A Câmara dos Deputados aprovou na quarta-feira (21/09) a sua versão da regulamentação da Emenda Constitucional 29. Foi votado e aprovado o último destaque que faltava, apresentado pelo DEM, que retirou a base de cálculo da Contribuição Social para a Saúde (CSS), na prática tornando inócuo o novo imposto. A matéria retornará ao Senado para apreciação final. Para fomentar o debate em torno do financiamento da Saúde, o Cebes apresenta dois textos autorais. No primeiro, o Professor Nelson Rodrigues dos Santos, do Conselho Consultivo do Cebes, fala sobre os embates políticos e desafios para a regulamentação da Emenda 29. No segundo, Paulo Navarro de Moraes, diretor ad-hoc do Cebes, critica a versão aprovada pela Câmara e defende a retomada da regulamentação vinculando 10% da Receita Corrente Bruta da União.
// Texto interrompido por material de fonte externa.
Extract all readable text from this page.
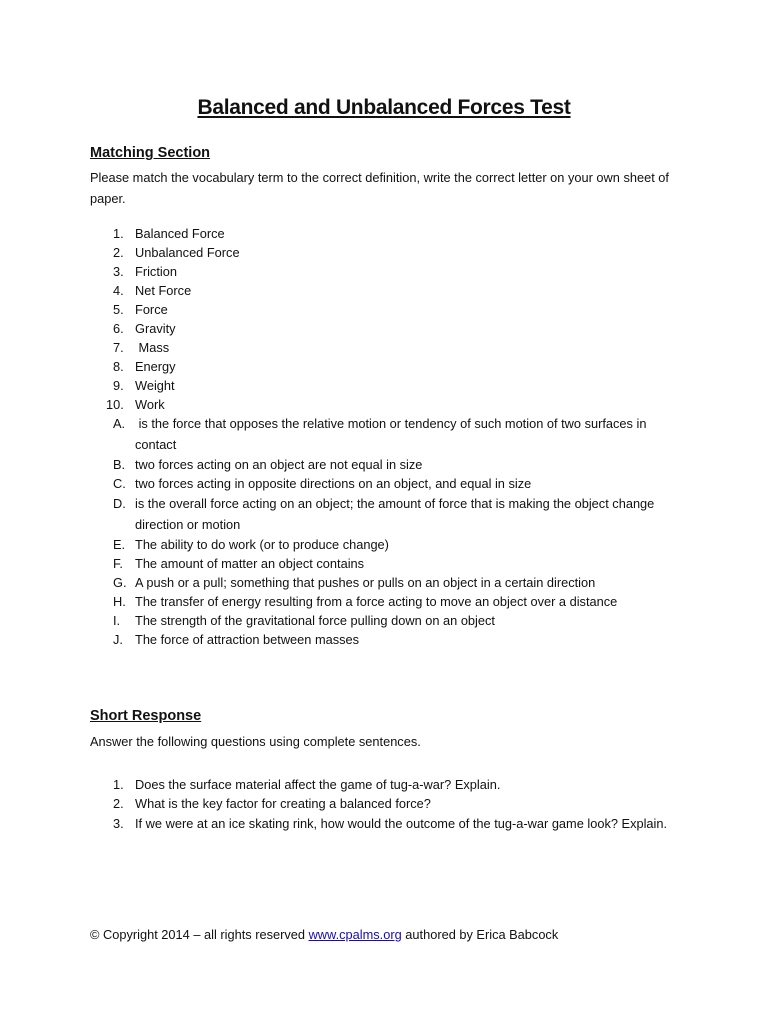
Balanced and Unbalanced Forces Test
Matching Section

Please match the vocabulary term to the correct definition, write the correct letter on your own sheet of paper.

1. Balanced Force
2. Unbalanced Force
3. Friction
4. Net Force
5. Force
6. Gravity
7. Mass
8. Energy
9. Weight
10. Work
A. is the force that opposes the relative motion or tendency of such motion of two surfaces in contact
B. two forces acting on an object are not equal in size
C. two forces acting in opposite directions on an object, and equal in size
D. is the overall force acting on an object; the amount of force that is making the object change direction or motion
E. The ability to do work (or to produce change)
F. The amount of matter an object contains
G. A push or a pull; something that pushes or pulls on an object in a certain direction
H. The transfer of energy resulting from a force acting to move an object over a distance
I.	The strength of the gravitational force pulling down on an object
J. The force of attraction between masses
Short Response

Answer the following questions using complete sentences.

1. Does the surface material affect the game of tug-a-war? Explain.
2. What is the key factor for creating a balanced force?
3. If we were at an ice skating rink, how would the outcome of the tug-a-war game look? Explain.

© Copyright 2014 – all rights reserved www.cpalms.org authored by Erica Babcock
Ambos defendem que sejam pensadas novas fontes de financiamento e consideram vital a mobilização da sociedade em defesa do SUS e da Saúde como política de estado e direito de cidadania dos brasileiros.
 
A regulamentação da EC-29 e o espaço político: opções e proposições

Nelson Rodrigues dos Santos

Membro do Conselho Consultivo do CEBES. Pres. do IDISA, Consultor do CONASEMS.
 
PONTO DE PARTIDA
 
 A própria EC-29/2.000 remete sua regulamentação em lei a partir de 2.005, o que ainda não foi conseguindo após quase sete anos, apesar da quantidade e qualidade de propostas apresentados desde 2003 e das incessantes pressões dos colegiados gestores e de controle social do SUS, assim como de parlamentares e entidades da sociedade zelosos pelo desenvolvimento do SUS, de acordo com as necessidades e direitos da população consagrados na Constituição e na Lei.
 
OS PRINCIPAIS PROJETOS EM PAUTA
 
 Os principais projetos de lei em pauta são: a) o nº 306/2008 da Câmara dos Deputados, que mantém a parcela federal baseada na variação nominal do PIB do ano anterior (VNP), que regride em relação ao histórico substitutivo do nº 01/2.003, amplamente debatido com a sociedade por mais de dois anos, aprovado e aprimorado nas comissões de Seguridade Social e Família, de Tributação e Finanças e de Constituição, Justiça e Cidadania da Câmara, e que calculava a parcela federal com base em 10% da Receita Corrente Bruta da União (RCB), e b) o nº 121/2.007 do Senado, que mantém a parcela federal com base em 10% da RCB. Ambos dispõem em alto nível, acerca do que são ou não ações e serviços públicos financiados pelo SUS, o que deve ser articulado e aprovado.
 
O GRANDE EMBATE POLÍTICO
 
 Dois grandes embates políticos estão em jogo nos esforços pela regulamentação, e são interdependentes:

a) O critério de cálculo da contrapartida de cada esfera de governo, articulado e negociado com base em porcentual da arrecadação nas três esferas (proposta da EC-169, de 10% de cada esfera, debatido entre 1.993 e 2.000). No ano 2.000 o governo federal fechou com pena de não aprovação da emenda, 15% para os municípios, 12% para os estados e a VNP para si mesmo, o que significou na prática, prosseguir retraindo proporcionalmente (em vários anos chegou a perder para o crescimento populacional e a inflação). Entre 1.980 e 2.008 a contrapartida federal caiu de 75% para 46% do financiamento público da saúde, enquanto os Municípios e Estados saltaram de 25% para 54% tendência esta que permanece. Entre 1.995 e 2.004, ao notável crescimento da receita corrente da União, de 19,7% para 26,7% do PIB, correspondeu à queda de 9,6% para 7,5% dos gastos do Ministério da Saúde, em relação à receita corrente, tendência que também, permanece. Este embate é central e estruturante na regulamentação porque expõe um forte indicador da responsabilidade da política pública: qualquer que seja a arrecadação e seu crescimento ou não, este critério é definidor por si.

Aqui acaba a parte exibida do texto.